If this all sounds too confusing, we can simply use -p
to
print the full paths in place of components names and choose the one we
wish:
$ gwydump -p -i 0 btz82-3.gwy Header GWYP "" /"/filename" /"/0/data/visible" /"/0/data" /"/0/data"/"xres" /"/0/data"/"yres" /"/0/data"/"xreal" /"/0/data"/"yreal" /"/0/data"/"si_unit_xy" /"/0/data"/"si_unit_xy"/"unitstr" /"/0/data"/"si_unit_z" /"/0/data"/"si_unit_z"/"unitstr" /"/0/data"/"data" /"/0/data"/"cache_bits" /"/0/data"/"cache_data" /"/0/data/title" /"/0/select/pointer" /"/0/select/pointer"/"max" /"/0/graph/lastid"

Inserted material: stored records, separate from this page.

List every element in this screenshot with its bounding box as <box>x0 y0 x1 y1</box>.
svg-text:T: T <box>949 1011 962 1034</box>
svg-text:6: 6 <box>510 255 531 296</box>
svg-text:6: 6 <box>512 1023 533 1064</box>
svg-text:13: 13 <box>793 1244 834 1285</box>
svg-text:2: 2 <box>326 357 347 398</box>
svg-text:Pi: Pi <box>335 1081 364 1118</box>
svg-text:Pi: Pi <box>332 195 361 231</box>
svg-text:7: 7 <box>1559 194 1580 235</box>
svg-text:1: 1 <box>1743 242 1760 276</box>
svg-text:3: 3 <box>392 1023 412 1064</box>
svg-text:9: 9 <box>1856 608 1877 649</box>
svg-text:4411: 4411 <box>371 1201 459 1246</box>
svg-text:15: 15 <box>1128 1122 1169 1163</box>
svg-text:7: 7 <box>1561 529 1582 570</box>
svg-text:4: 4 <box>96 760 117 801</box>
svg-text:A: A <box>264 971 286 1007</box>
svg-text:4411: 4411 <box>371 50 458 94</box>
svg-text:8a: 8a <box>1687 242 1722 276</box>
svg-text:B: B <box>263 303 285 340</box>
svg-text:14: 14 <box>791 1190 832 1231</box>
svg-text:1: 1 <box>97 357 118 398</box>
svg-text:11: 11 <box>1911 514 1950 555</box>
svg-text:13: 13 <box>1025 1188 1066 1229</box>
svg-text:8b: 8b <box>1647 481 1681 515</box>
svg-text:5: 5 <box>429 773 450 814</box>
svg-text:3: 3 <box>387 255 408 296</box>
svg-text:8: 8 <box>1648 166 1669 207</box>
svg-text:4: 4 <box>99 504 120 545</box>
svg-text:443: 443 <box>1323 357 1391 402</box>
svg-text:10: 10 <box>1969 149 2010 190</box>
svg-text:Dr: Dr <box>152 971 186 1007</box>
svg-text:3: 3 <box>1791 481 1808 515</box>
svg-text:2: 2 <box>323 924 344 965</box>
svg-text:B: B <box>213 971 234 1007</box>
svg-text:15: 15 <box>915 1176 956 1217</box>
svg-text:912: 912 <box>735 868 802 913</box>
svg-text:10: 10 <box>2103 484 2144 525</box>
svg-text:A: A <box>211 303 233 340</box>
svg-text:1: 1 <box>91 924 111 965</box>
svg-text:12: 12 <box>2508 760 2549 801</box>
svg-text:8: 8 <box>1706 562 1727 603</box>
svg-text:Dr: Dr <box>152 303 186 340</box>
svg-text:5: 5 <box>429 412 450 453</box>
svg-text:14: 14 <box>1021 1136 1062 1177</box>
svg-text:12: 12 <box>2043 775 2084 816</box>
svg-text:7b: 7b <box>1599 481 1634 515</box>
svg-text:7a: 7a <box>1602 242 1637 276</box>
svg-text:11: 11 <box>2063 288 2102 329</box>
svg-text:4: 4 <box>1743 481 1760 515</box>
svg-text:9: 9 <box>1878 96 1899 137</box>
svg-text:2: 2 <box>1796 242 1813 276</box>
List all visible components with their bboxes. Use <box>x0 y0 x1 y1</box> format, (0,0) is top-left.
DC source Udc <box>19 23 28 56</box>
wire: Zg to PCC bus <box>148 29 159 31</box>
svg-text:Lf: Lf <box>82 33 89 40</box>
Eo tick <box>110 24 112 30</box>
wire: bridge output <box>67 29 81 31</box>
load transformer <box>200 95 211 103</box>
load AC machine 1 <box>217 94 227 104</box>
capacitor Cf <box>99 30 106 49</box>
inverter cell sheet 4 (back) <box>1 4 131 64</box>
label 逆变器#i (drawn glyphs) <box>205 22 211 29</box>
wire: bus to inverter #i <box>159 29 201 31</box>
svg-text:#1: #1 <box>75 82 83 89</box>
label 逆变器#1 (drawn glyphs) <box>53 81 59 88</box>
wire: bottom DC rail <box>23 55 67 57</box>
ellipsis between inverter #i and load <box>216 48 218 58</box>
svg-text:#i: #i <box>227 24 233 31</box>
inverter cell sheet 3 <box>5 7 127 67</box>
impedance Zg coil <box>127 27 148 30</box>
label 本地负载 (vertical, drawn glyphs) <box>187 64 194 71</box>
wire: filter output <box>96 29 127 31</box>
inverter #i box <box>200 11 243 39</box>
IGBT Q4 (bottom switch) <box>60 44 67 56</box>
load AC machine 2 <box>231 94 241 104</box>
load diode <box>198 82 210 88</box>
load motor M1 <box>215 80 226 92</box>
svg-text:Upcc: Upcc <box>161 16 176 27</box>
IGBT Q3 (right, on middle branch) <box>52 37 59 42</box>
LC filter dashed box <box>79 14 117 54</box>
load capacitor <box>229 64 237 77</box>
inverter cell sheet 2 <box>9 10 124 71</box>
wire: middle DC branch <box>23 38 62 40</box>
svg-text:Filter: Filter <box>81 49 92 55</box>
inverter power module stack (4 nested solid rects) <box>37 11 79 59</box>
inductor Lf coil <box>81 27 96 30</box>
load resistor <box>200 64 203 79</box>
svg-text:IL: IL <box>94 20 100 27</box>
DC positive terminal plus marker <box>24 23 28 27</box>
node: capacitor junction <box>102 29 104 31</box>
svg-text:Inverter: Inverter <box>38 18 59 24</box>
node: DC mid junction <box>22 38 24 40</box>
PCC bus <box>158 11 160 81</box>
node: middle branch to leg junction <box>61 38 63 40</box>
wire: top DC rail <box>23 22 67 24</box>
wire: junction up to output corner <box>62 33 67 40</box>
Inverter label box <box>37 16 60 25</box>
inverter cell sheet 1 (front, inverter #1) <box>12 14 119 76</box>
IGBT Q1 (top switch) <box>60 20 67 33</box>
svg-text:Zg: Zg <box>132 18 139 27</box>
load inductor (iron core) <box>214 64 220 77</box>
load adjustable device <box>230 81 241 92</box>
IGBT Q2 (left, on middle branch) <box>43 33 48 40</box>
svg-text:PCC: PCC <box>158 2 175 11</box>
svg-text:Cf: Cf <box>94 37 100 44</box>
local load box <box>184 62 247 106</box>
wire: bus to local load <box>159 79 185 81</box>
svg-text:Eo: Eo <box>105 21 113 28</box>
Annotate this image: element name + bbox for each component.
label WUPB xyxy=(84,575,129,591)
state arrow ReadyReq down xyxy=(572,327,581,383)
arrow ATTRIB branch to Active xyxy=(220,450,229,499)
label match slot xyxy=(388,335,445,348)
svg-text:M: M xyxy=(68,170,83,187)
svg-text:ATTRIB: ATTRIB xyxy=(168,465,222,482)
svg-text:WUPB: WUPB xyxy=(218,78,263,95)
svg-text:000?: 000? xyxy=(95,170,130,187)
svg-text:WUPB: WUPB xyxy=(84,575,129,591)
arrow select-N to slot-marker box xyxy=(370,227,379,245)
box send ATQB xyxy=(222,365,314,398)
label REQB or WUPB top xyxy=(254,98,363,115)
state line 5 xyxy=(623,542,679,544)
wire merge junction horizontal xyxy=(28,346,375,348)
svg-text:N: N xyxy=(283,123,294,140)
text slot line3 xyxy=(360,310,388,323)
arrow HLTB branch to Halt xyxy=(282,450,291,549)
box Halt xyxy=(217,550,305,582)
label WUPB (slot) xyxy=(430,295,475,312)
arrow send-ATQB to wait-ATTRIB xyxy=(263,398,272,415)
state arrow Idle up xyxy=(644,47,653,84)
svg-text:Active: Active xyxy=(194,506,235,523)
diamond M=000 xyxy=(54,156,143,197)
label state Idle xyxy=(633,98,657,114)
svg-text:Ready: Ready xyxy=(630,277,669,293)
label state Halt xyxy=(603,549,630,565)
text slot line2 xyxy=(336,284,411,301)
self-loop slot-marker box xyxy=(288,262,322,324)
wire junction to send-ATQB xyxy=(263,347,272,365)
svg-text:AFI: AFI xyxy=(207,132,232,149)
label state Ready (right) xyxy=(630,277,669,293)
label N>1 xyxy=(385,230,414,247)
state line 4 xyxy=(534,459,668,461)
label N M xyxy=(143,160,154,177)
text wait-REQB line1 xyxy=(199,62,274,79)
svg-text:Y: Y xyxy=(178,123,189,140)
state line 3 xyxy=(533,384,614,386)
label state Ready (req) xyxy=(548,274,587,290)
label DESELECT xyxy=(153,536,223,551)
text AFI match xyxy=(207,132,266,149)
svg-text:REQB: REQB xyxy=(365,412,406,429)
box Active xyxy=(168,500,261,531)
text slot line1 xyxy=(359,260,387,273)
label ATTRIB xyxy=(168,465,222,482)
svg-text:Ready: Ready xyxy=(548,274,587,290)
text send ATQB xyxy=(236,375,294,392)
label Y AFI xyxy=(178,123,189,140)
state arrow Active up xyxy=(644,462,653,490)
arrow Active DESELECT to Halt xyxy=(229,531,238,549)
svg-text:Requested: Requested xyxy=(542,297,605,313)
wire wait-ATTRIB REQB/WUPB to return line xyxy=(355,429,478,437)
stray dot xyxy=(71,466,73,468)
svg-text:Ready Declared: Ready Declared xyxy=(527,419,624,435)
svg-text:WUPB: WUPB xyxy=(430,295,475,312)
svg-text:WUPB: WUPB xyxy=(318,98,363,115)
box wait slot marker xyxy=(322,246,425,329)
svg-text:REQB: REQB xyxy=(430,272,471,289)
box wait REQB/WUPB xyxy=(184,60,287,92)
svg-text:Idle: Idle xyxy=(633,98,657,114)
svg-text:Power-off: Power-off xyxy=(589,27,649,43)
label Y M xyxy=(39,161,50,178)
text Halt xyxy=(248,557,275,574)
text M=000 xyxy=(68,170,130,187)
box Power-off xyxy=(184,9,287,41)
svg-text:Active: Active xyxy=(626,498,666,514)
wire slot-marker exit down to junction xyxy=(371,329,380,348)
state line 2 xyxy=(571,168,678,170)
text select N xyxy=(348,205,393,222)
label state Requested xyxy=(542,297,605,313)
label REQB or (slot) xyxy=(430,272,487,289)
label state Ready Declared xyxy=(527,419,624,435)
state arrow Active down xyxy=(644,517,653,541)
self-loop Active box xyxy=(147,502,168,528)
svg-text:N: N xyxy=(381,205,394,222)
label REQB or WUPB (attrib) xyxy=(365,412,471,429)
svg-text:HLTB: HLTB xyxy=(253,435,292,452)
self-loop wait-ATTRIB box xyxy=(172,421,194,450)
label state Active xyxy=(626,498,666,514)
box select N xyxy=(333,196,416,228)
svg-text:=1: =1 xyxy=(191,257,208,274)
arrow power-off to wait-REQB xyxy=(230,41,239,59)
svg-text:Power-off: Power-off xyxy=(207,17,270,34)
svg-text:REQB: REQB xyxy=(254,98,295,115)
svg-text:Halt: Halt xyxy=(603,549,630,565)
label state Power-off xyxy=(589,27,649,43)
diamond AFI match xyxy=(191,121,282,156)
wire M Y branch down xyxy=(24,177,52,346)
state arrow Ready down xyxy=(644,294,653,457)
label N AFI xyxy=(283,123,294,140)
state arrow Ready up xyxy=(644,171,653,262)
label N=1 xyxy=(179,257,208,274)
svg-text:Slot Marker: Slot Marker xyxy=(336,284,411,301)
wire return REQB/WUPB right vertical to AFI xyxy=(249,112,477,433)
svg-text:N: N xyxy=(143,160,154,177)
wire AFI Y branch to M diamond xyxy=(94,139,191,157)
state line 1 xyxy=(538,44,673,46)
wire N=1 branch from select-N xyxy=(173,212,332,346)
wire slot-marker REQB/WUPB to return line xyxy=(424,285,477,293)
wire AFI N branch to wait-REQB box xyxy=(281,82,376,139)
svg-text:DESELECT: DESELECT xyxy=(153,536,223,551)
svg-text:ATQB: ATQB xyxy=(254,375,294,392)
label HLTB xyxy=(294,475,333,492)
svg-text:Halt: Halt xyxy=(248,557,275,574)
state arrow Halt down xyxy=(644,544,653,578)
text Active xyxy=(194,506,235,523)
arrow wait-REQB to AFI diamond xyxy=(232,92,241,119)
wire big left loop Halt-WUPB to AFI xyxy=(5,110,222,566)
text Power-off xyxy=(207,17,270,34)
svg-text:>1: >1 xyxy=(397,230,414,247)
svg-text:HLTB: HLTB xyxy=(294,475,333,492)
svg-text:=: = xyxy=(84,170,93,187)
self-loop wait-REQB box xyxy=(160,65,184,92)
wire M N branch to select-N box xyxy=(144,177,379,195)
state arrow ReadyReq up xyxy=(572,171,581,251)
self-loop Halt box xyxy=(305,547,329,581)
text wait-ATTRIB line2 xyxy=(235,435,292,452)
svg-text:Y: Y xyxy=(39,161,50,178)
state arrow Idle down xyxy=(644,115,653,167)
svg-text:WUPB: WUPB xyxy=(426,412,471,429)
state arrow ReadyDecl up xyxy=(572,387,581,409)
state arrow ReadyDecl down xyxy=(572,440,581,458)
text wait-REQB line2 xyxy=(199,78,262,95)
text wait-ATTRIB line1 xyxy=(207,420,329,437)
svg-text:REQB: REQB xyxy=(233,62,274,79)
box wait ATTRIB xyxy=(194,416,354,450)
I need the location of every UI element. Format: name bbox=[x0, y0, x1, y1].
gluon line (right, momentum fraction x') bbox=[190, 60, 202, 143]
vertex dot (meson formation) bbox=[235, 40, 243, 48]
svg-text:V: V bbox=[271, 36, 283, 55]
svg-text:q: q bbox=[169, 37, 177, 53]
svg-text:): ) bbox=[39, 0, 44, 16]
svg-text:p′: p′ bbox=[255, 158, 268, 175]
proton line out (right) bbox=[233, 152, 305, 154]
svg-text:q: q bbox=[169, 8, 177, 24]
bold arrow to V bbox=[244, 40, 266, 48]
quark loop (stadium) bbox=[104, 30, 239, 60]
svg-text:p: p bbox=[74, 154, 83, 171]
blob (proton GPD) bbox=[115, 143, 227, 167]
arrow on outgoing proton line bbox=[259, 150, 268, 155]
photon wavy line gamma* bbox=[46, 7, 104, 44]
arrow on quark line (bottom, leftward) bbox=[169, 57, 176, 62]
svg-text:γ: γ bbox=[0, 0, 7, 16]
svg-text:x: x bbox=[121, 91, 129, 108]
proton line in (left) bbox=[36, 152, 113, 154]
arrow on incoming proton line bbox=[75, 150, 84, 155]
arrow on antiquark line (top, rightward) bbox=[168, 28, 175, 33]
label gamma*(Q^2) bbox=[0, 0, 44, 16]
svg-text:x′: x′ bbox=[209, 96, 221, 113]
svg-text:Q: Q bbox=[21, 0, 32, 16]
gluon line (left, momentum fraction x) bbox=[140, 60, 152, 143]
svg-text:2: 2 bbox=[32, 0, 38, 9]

Can we do something more impressive than the extraction of y-resolution? Sure. As anything that has a path can be extracted we can extract for example the second graph curve:
$ gwydump -x '/"/0/graph/graph/1"/"curves"/[1]' >out
What is exactly in out
now? It is a serialised
GwyGraphCurveModel object. But wait, .gwy
files are little more
than serialised Gwyddion objects (particularly GwyContainers). Shouldn't
gwydump
be able to tell us something about the contents of
out
then? Indeed, it can. We only have to use option
-r
to indicate a raw serialised object without any header:
$ gwydump -ra out 00000000: "" object=GwyGraphCurveModel size=3330 00000017: "xdata" double array of length 197 0000064a: "ydata" double array of length 197 00000c7d: "description" string="Profile 2" 00000c94: "color.red" double=0.812 00000ca7: "color.green" double=0 00000cbc: "color.blue" double=0 00000cd0: "type" int32=2 00000cda: "point_type" int32=0 00000cea: "point_size" int32=8 00000cfa: "line_style" int32=0 00000d0a: "line_size" int32=1
We see the object starts immediately at offset 00000000
, but
otherwise nothing has changed.
Arrays can be extracted as well: take x-resolution and y-resolution, add some data array
$ gwydump -x '/"/0/data"/"xres"' btz82-3.gwy >out $ gwydump -x '/"/0/data"/"yres"' btz82-3.gwy >>out $ gwydump -x '/"/0/data"/"data"' btz82-3.gwy >>out
and voilà, a new simple data file was created!